Disclaimer: Results are not guaranteed*** and may vary from person to person***.

In part-four of my look at how omega-3 fatty acids influence depression, I’ll turn here to a flurry of evidence concerning how they may treat major depression and depressive symptoms in bipolar disorders.

I found nine double-blind controlled studies on how effective omega-3s can be for depressed patients, including those with bipolar disorder. Let’s take a look:

1999: A 16-week study of 30 bipolar patients used 6.2 grams (g) of eicosapentaenoic acid (EPA) plus 3.4 g of docosahexaenoic acid (DHA) — both are fish oil — and tested it versus placebo (olive oil). Patients were also taking antidepressants, benzodiazepines, or mood stabilizers. The omega-3 fatty acid group had a longer remission period than placebo group did. The omega-3 group did better than placebo group in all measures of depression.
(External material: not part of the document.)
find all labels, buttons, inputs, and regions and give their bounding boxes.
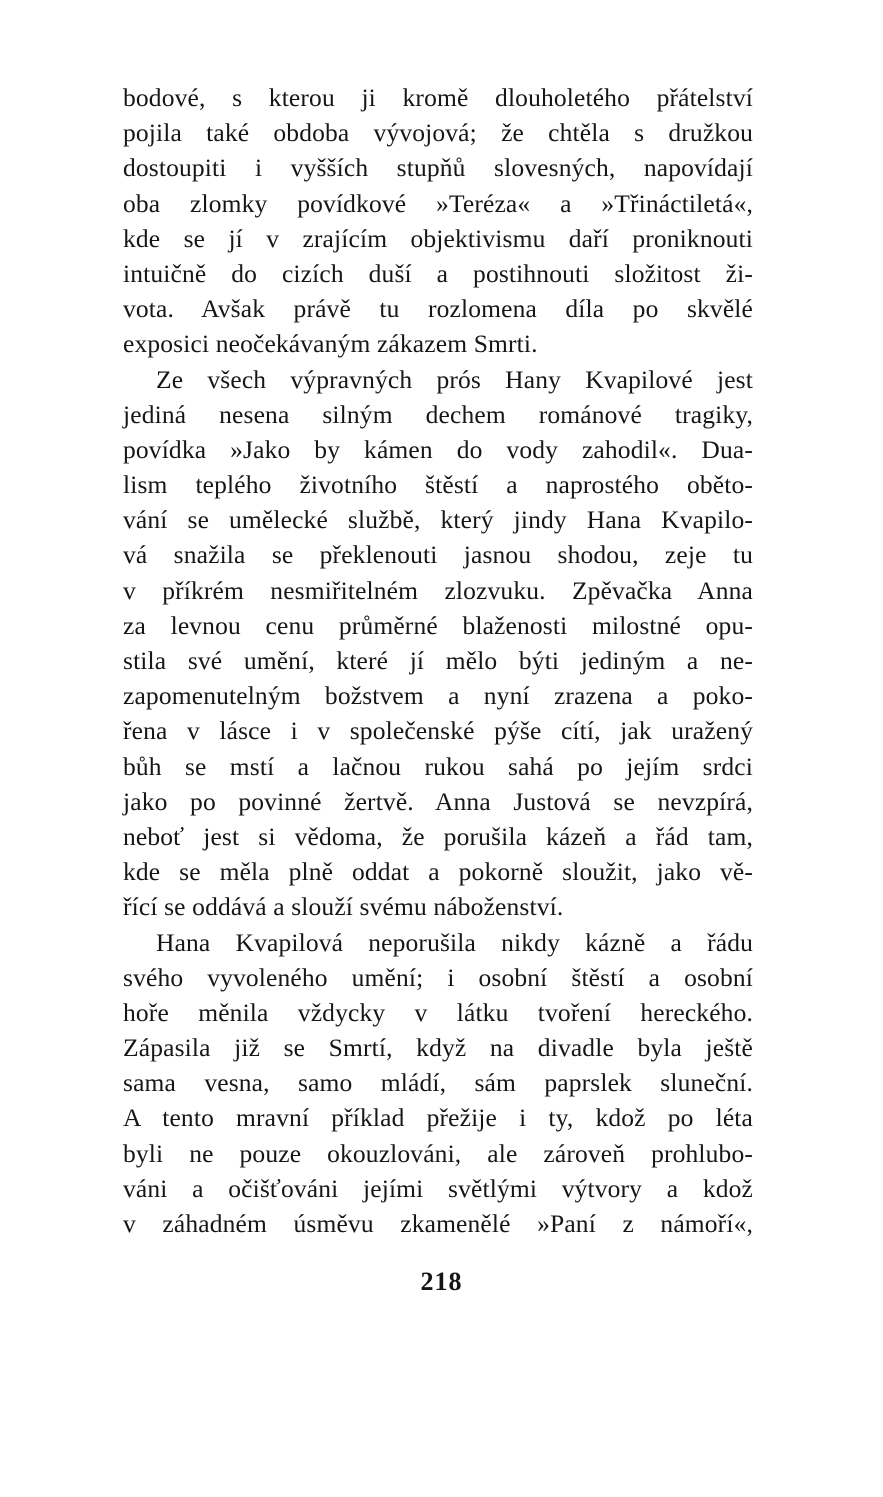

2002: A one-month study looked at 20 patients with major depression. It compared 2.0 g of EPA to placebo (patients were also on antidepressants). Omega-3’s antidepressant effects were seen starting at week two. Omega-3 was superior to placebo for these symptoms: depressed mood, guilty feelings; feelings of worthlessness; and insomnia.

2002: A 12-week study looked at 36 depressed patients taking 1.0 g, 2.0 g or 4.0 g of EPA. They were also taking antidepressants. Those on the EPA 1.0-g dose did better than the placebo patients did in terms of their depression, sleep, anxiety, libido, and other factors. Those on 2.0 g or 4.0 g did no better than those taking placebo on these measures. The lower dose proved better.

2003: A six-week study of 35 patients with major depression compared 2.0 .g of DHA to placebo. It found that DHA did not actually have any beneficial impact over placebo.

2003: A two-month study of 22 patients with major depression compared 4.4 g of EPA and 2.2 g of DHA to placebo. Patients were taking antidepressants. The two fish oils combined resulted in significant reduction in depression scores over the placebo group. Omega-3 treatment was well tolerated, as well.

2005: A 12-week study of 77 patients with depression used 0.6 g of EPA and 2.4 g of DHA. Researchers found that omega-3 didn’t, in fact, differ from placebo in helping them.

2006: A 12-week study looked at 75 bipolar patients (type I or II). It used one g of EPA versus placebo. Patients were taking many different drugs. Omega-3, either 1.0 g or 2.0 g a day, was superior to placebo in its anti-depressive effects, as well as overall functioning over placebo treatment. EPA (1.0 g or 2.0 g a day) was well tolerated, but had no effect on mania.

2008: An eight-week study looked at 60 patients with major depression. The daily treatment was 1.0 g of EPA, 20 milligrams (mg) of fluoxetine (a common drug), or both omega-3 and the drug combined. It turns out that EPA had the same anti-depressive action as fluoxetine did, and combining the two led to better results than either treatment alone.

2008: A 12-week study looked at 190 patients with mild-to-moderate depression. Researchers used a mix of EPA and DHA, totaling 1.5 g a day, and compared it to placebo. The omega-3 combination didn’t show any beneficial effects over placebo on depressive symptoms.

Except for the two negative studies mentioned above, there is very promising evidence that omega-3 is effective either by itself or as an adjunctive treatment in both major depression and in preventing relapse of the depressive symptoms in bipolar disorder without serious side effects. However, future larger and better-designed studies are needed before omega-3 is routinely recommended in the prevention or treatment of depression.